U.A.W. members are bracing for bad news, and worrying that their health care plan will be sacrificed to keep G.M. from going bankrupt.

“Where does it all stop?” said Mike Green, president of U.A.W. Local No. 652, which represents workers in Lansing, Mich. “It would be devastating. Our typical person works between 30 and 40 years. They did their part. Why should they have it taken away with the sweep of a pen?

Or, GM could stop thinking in the present like it has been doing since the first oil crisis and turn out cars and trucks that are actually energy efficient and well designed.  It could stop hiring CEO’s who live in the moment and oppose universal healthcare until the enormous cost of it threatens to bring down their industry.  They could stop blaming labor for all of their problems.

Did you ever notice that whenever there is a crisis in an industry, it’s always labor’s fault for demanding too much?  They’re damned it they work with no protection and damned if they work with it.  If they get laid off these days, they get blamed for the cost of unemployment.  Industry would work so much better if the damn workers would just show up, do their jobs for free and go away when they’re not needed any longer.

But NOooooOOOoo.  Now we learn that the unions enjoy privileges that most workers do not.  We can all point our fingers at them and say, “They are getting more than we are.  That’s not fair!” instead of saying, “Which bozos were in charge in the past 30 years who allowed this to happen?”

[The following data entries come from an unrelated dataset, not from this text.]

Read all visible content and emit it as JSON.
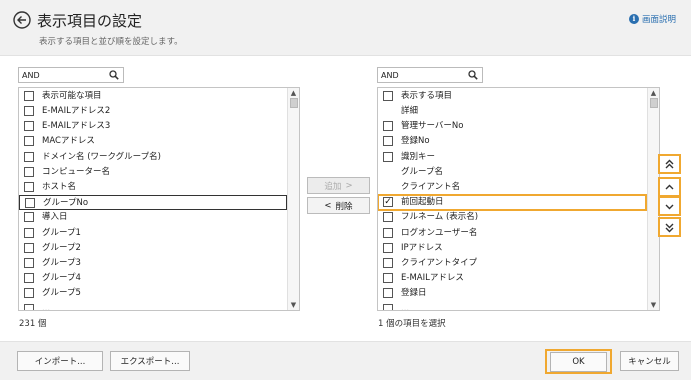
{
  "header": {
    "title": "表示項目の設定",
    "subtitle": "表示する項目と並び順を設定します。",
    "help_label": "画面説明"
  },
  "left": {
    "search_value": "AND",
    "header_label": "表示可能な項目",
    "items": [
      "E-MAILアドレス2",
      "E-MAILアドレス3",
      "MACアドレス",
      "ドメイン名 (ワークグループ名)",
      "コンピューター名",
      "ホスト名",
      "グループNo",
      "導入日",
      "グループ1",
      "グループ2",
      "グループ3",
      "グループ4",
      "グループ5",
      "..."
    ],
    "count": "231 個"
  },
  "right": {
    "search_value": "AND",
    "header_label": "表示する項目",
    "items": [
      {
        "label": "詳細",
        "checkbox": false
      },
      {
        "label": "管理サーバーNo",
        "checkbox": true,
        "checked": false
      },
      {
        "label": "登録No",
        "checkbox": true,
        "checked": false
      },
      {
        "label": "識別キー",
        "checkbox": true,
        "checked": false
      },
      {
        "label": "グループ名",
        "checkbox": false
      },
      {
        "label": "クライアント名",
        "checkbox": false
      },
      {
        "label": "前回起動日",
        "checkbox": true,
        "checked": true
      },
      {
        "label": "フルネーム (表示名)",
        "checkbox": true,
        "checked": false
      },
      {
        "label": "ログオンユーザー名",
        "checkbox": true,
        "checked": false
      },
      {
        "label": "IPアドレス",
        "checkbox": true,
        "checked": false
      },
      {
        "label": "クライアントタイプ",
        "checkbox": true,
        "checked": false
      },
      {
        "label": "E-MAILアドレス",
        "checkbox": true,
        "checked": false
      },
      {
        "label": "登録日",
        "checkbox": true,
        "checked": false
      },
      {
        "label": "...",
        "checkbox": true,
        "checked": false
      }
    ],
    "count": "1 個の項目を選択"
  },
  "middle": {
    "add_label": "追加",
    "remove_label": "削除"
  },
  "footer": {
    "import_label": "インポート...",
    "export_label": "エクスポート...",
    "ok_label": "OK",
    "cancel_label": "キャンセル"
  },
  "colors": {
    "highlight": "#f0a830",
    "link": "#2a6fb0"
  }
}
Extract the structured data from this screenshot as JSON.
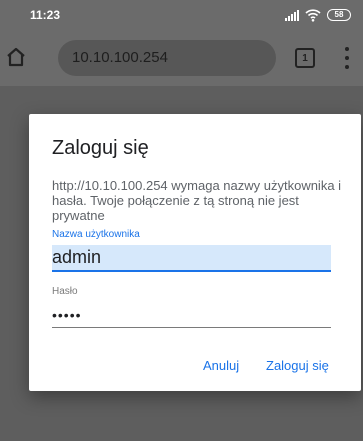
{
  "status_bar": {
    "time": "11:23",
    "battery_level": "58",
    "icons": [
      "signal-icon",
      "wifi-icon",
      "battery-icon"
    ]
  },
  "toolbar": {
    "url": "10.10.100.254",
    "tab_count": "1",
    "icons": [
      "home-icon",
      "tabs-icon",
      "more-vert-icon"
    ]
  },
  "dialog": {
    "title": "Zaloguj się",
    "message": "http://10.10.100.254 wymaga nazwy użytkownika i hasła. Twoje połączenie z tą stroną nie jest prywatne",
    "username_label": "Nazwa użytkownika",
    "username_value": "admin",
    "password_label": "Hasło",
    "password_value": "•••••",
    "cancel_label": "Anuluj",
    "login_label": "Zaloguj się"
  },
  "colors": {
    "accent": "#1a73e8",
    "dim_overlay": "#5e5e5e",
    "input_highlight": "#d6e8fb"
  }
}
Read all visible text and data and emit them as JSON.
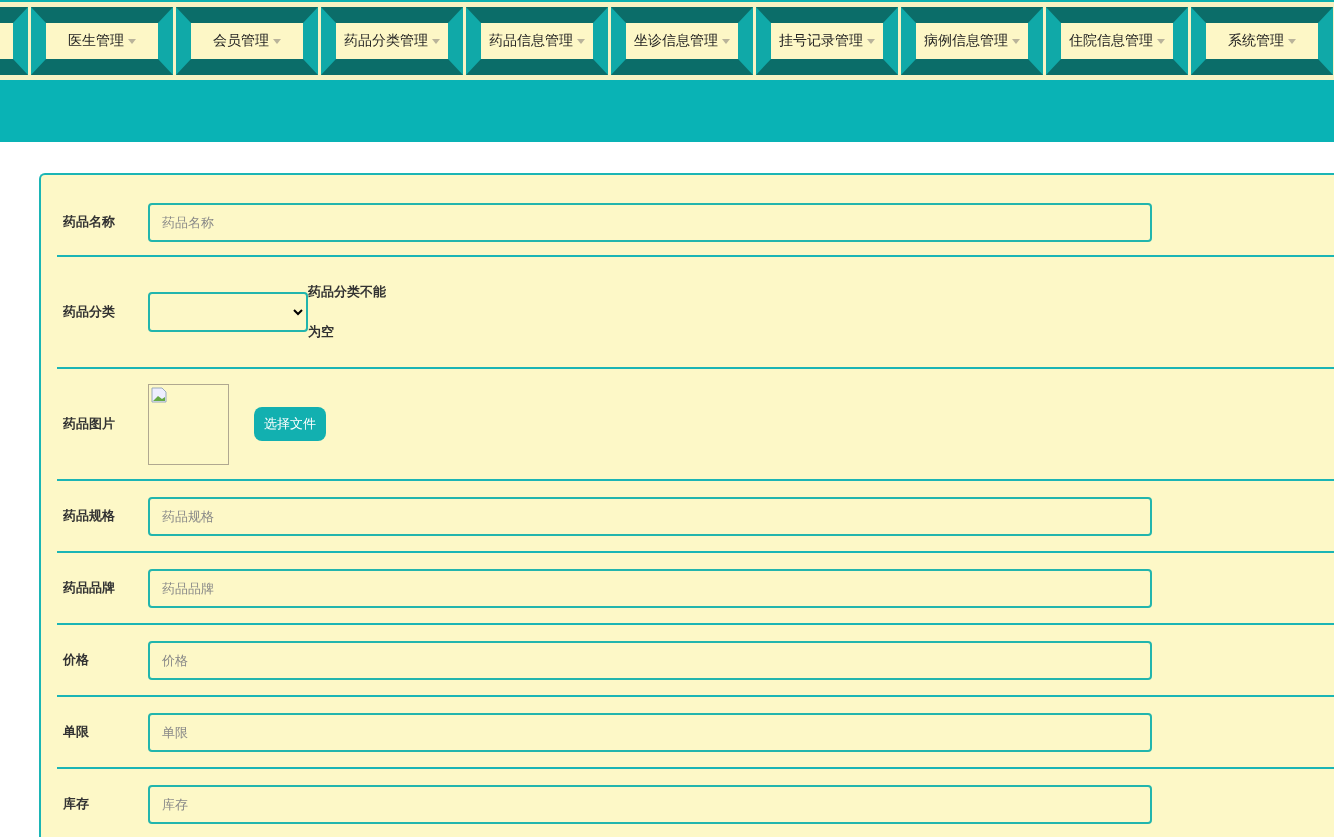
{
  "nav": [
    {
      "label": "医生管理"
    },
    {
      "label": "会员管理"
    },
    {
      "label": "药品分类管理"
    },
    {
      "label": "药品信息管理"
    },
    {
      "label": "坐诊信息管理"
    },
    {
      "label": "挂号记录管理"
    },
    {
      "label": "病例信息管理"
    },
    {
      "label": "住院信息管理"
    },
    {
      "label": "系统管理"
    }
  ],
  "form": {
    "fields": [
      {
        "kind": "text",
        "label": "药品名称",
        "placeholder": "药品名称"
      },
      {
        "kind": "select",
        "label": "药品分类",
        "error": "药品分类不能为空"
      },
      {
        "kind": "image",
        "label": "药品图片",
        "button": "选择文件"
      },
      {
        "kind": "text",
        "label": "药品规格",
        "placeholder": "药品规格"
      },
      {
        "kind": "text",
        "label": "药品品牌",
        "placeholder": "药品品牌"
      },
      {
        "kind": "text",
        "label": "价格",
        "placeholder": "价格"
      },
      {
        "kind": "text",
        "label": "单限",
        "placeholder": "单限"
      },
      {
        "kind": "text",
        "label": "库存",
        "placeholder": "库存"
      }
    ]
  }
}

As for the retirees, I feel bad for anyone with a fixed income and a health problem.  It’s too late for them to find jobs.  If they were promised healthcare, someone needs to deliver on that promise.  But instead of determining whether the company bargained in bad faith, knowing that they wouldn’t ever be expected to deliver on their future promises, we are supposed to see the UAW as the villain for trying to collect on deferred compensation.  What did the UAW concede when it struck the “retiree health care” bargain in the first place?

It sets a really bad precedent to treat retirees in one industry badly because that kind of bad behavior has a tendency to spread if no one is held accountable for promises.  What about the rest of us who have been paying our taxes and have been promised pensions, 401K’s, cash balance plans and social security?  If the UAW is forced to sacrifice for their industry, who’s next?

Ahhh, here’s the problem:

But G.M.’s plan to shrink its way to profitability will not mean much without an agreement with the U.A.W.

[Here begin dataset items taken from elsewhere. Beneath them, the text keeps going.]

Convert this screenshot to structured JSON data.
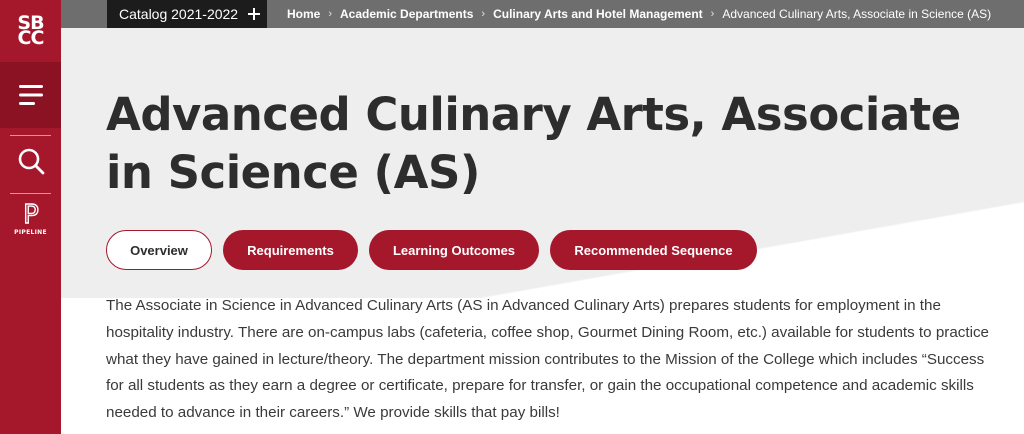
{
  "sidebar": {
    "logo_line1": "SB",
    "logo_line2": "CC",
    "menu_icon": "hamburger-menu-icon",
    "search_icon": "search-icon",
    "pipeline_letter": "P",
    "pipeline_label": "PIPELINE"
  },
  "topbar": {
    "catalog_label": "Catalog 2021-2022",
    "catalog_icon": "plus-icon",
    "breadcrumb": [
      {
        "label": "Home"
      },
      {
        "label": "Academic Departments"
      },
      {
        "label": "Culinary Arts and Hotel Management"
      }
    ],
    "breadcrumb_current": "Advanced Culinary Arts, Associate in Science (AS)"
  },
  "page": {
    "title": "Advanced Culinary Arts, Associate in Science (AS)",
    "tabs": [
      {
        "label": "Overview"
      },
      {
        "label": "Requirements"
      },
      {
        "label": "Learning Outcomes"
      },
      {
        "label": "Recommended Sequence"
      }
    ],
    "description": "The Associate in Science in Advanced Culinary Arts (AS in Advanced Culinary Arts) prepares students for employment in the hospitality industry. There are on-campus labs (cafeteria, coffee shop, Gourmet Dining Room, etc.) available for students to practice what they have gained in lecture/theory. The department mission contributes to the Mission of the College which includes “Success for all students as they earn a degree or certificate, prepare for transfer, or gain the occupational competence and academic skills needed to advance in their careers.” We provide skills that pay bills!"
  },
  "colors": {
    "brand_red": "#a5172b",
    "topbar_grey": "#6e6e6e",
    "catalog_black": "#1c1c1c"
  }
}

There is apparently no other way that GM can make a profit without getting concessions from the unions.  They can’t make better cars.  No, no, that’s completely off of the table.  And it can’t stop stupid finance deals or cut executive pay or ask their shareholders to forgo their dividends until the American auto industry gets back on its feet.  No, profitability hinges on screwing the workers.  And Obama has decided to appoint Tim Geithner and Larry “Women are intrinsically incapable of doing higher level math” Summers to supervise the agreement that gets hammered out.

How strange.  In the case of the banks, there is a decidedly hands off approach to how the financial bailout money gets spent.  The taxpayer is a silent partner while the bankers divvy up the spoils and reward themselves with lavish bonuses.  To interfere with THAT is taboo and unAmerican.  We can not direct how executives are compensated.  But with the auto industry and their measley $14 billion, well, that’s a different story.  For that, we need Geithner and Summers to supervise directly.  And unlike Wall Street, there are unions that are to be considered.  And these union members have to make concessions or the industry is unprofitable.

Ok, I see where this is going now.

Hey, don’t blame us.  We didn’t vote for him.

On another note:

Marie Cocco hits the nail on the head: the middle class benefitting from the fruits of its productivity.  We aren’t making enough to maintain a middle class lifestyle.  It’s not that we took on too much debt.  It’s that we can’t make it on what we earn these days.  Oh sure, there are always going to be people who live beyond their means intentionally.  But what about the people who live beyond their means *unintentionally*?  Why are so many people struggling with mortgages and student loans that will take a generation to pay off?